Preconditions for aid
But to guarantee the efficiency of the aid and to assure the best possible exploitation and redistribution of national wealth, Paul Wolfowitz wants from now on to have good governance preconditions on aid for developing countries. Thus the next loans from the World Bank will have conditions attached, as Transparency International has classed the country as the sixth most corrupt in the world.
It is within this framework that Mr. Wolfowitz declared “when we discovered that development aid is already insufficient to attain the objective of helping the poor, we must act. The activities of the Department of Institutional Integrity helps us to focus on working for the poor, and to discourage the practices of fraud and corruption, and to start working in coordination with other services across the Bank in order to limit the risk for future operations.”
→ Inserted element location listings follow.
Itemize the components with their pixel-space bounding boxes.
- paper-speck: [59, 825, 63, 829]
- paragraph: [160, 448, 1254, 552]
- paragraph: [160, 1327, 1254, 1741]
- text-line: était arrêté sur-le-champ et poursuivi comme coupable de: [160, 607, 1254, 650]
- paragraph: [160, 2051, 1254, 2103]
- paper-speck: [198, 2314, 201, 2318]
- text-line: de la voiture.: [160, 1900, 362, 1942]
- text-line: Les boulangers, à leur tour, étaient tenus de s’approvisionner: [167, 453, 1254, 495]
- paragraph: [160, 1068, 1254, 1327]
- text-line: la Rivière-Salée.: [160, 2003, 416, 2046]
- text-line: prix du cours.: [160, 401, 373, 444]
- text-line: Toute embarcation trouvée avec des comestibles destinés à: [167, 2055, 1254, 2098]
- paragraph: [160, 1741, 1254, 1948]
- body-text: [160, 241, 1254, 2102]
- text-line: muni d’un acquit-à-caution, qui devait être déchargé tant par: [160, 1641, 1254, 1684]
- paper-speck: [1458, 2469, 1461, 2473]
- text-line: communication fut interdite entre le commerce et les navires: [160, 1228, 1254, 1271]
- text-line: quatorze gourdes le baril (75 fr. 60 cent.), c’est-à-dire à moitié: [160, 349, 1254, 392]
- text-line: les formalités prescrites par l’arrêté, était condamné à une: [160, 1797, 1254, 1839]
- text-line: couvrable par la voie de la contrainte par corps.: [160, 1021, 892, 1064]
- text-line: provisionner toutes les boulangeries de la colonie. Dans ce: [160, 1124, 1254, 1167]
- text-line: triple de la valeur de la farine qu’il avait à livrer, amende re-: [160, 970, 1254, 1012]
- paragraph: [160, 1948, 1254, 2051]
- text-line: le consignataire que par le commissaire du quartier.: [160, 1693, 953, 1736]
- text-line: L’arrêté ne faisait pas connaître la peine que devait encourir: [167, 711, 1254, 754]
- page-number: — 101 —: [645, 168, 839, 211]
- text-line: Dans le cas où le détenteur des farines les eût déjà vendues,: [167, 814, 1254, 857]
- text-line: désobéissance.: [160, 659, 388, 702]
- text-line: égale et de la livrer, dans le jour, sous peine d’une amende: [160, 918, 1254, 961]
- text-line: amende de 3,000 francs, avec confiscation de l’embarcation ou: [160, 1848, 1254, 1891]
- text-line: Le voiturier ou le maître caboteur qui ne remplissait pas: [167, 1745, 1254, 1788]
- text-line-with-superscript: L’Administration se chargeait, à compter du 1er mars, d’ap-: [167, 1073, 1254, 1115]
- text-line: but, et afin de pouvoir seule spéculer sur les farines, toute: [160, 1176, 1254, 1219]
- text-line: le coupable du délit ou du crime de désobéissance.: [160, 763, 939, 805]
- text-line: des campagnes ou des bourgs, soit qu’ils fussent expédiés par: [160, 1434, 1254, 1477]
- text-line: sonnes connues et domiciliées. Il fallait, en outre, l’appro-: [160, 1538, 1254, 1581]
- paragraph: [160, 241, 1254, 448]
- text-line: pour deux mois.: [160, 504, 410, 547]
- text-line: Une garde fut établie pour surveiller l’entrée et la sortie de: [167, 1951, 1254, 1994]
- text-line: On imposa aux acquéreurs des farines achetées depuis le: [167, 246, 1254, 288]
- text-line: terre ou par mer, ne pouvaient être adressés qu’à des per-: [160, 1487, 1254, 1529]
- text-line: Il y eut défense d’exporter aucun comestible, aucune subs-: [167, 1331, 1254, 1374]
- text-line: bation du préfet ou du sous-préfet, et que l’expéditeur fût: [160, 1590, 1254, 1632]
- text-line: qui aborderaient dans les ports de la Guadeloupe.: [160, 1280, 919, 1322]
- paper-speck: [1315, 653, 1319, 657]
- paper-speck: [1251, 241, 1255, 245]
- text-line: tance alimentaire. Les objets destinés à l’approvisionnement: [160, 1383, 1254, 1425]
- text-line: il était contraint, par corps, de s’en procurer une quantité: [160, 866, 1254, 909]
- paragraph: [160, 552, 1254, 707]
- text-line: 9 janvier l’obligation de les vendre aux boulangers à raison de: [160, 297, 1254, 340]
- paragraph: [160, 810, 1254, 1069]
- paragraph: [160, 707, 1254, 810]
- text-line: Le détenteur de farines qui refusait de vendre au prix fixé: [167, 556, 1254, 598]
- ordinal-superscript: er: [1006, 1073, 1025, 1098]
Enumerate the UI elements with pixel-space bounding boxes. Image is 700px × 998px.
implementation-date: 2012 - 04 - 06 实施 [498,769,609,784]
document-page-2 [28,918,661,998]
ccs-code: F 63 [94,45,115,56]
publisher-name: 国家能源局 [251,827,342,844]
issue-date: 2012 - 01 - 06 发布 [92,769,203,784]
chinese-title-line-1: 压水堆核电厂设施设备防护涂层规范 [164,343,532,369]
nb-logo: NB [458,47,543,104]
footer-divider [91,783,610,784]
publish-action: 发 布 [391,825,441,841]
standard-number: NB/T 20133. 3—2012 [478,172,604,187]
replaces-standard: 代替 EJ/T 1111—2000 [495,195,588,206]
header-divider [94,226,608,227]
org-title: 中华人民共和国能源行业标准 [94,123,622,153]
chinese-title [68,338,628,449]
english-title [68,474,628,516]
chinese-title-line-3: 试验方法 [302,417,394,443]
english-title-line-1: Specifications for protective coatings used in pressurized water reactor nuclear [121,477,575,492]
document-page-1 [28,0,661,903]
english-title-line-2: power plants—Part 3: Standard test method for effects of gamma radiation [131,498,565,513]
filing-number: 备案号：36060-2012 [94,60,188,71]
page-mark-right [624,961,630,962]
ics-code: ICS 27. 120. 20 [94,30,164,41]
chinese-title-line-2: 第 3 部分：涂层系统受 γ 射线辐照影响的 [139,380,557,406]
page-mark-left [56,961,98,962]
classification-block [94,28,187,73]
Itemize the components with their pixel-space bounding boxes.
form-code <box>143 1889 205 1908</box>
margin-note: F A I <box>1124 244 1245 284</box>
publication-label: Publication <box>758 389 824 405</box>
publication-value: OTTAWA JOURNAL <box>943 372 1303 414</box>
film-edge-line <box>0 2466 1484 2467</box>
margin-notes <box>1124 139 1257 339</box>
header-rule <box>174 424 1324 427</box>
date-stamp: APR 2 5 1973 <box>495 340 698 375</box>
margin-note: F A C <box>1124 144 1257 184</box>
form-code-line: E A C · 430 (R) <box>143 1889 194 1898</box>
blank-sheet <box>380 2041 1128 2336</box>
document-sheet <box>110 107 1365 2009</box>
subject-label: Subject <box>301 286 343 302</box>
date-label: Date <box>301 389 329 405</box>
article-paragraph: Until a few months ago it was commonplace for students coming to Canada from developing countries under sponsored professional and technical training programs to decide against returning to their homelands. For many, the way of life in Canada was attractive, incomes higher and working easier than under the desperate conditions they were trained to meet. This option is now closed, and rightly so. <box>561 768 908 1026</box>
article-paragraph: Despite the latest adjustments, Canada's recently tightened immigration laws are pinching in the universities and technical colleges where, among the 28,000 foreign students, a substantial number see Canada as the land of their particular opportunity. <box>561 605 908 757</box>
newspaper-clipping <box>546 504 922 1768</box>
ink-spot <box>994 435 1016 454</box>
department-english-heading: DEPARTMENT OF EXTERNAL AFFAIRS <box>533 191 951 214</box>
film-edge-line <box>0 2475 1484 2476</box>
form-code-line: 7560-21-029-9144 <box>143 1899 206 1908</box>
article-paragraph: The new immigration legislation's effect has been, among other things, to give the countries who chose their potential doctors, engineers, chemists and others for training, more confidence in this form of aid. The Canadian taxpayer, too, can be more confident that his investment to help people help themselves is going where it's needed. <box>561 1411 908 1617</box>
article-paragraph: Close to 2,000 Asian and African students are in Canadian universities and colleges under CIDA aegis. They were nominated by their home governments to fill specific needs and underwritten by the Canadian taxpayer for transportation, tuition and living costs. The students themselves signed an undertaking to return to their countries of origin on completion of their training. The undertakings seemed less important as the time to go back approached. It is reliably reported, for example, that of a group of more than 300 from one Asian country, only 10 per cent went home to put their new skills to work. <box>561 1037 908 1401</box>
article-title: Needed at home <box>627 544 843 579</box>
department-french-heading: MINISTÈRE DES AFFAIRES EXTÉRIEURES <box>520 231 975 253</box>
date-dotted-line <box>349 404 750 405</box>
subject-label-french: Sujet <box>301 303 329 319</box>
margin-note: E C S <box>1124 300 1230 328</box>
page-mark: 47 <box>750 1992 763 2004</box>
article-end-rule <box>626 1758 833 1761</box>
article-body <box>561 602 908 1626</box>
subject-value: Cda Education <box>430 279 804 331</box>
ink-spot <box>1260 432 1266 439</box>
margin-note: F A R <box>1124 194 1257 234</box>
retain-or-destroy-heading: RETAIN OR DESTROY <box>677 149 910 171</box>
This initiative, which is supported by the United States, has been heavily criticised by Great Britain, France and Germany, and has hit 58 enterprises in 2007, with 54 others excluded from markets due to fraud and corruption.
Thus the DRC, one of the poorest countries in Africa in a post conflict situation where three quarters of the population live on less than a dollar a day, need to take up the challenge of consolidating the peace and improving the living conditions of the population.
In order to better aid the DRC, the new World Bank strategy of assistance to countries, which will be presented in 2007, and will cover sectors such as good governance, peace, macroeconomic stability, economic growth, access to social services and reduction of vulnerability, the AIDs issue and the promotion of dynamic communities.
Mr. Wolfowitz announced during his visit that the Bank will make a first donation of US$180 million for constructing roads and water points in Kinshasa, which will also create employment at the same time.
This is just a fraction of the World Bank support to the DRC in 2007, as the total envisaged is US$380 million.
“We have already started planning for projects in 2008, and we expect to give US$1.4 billion worth of loans to the DRC over the next three years,” Mr. Wolfowitz concluded.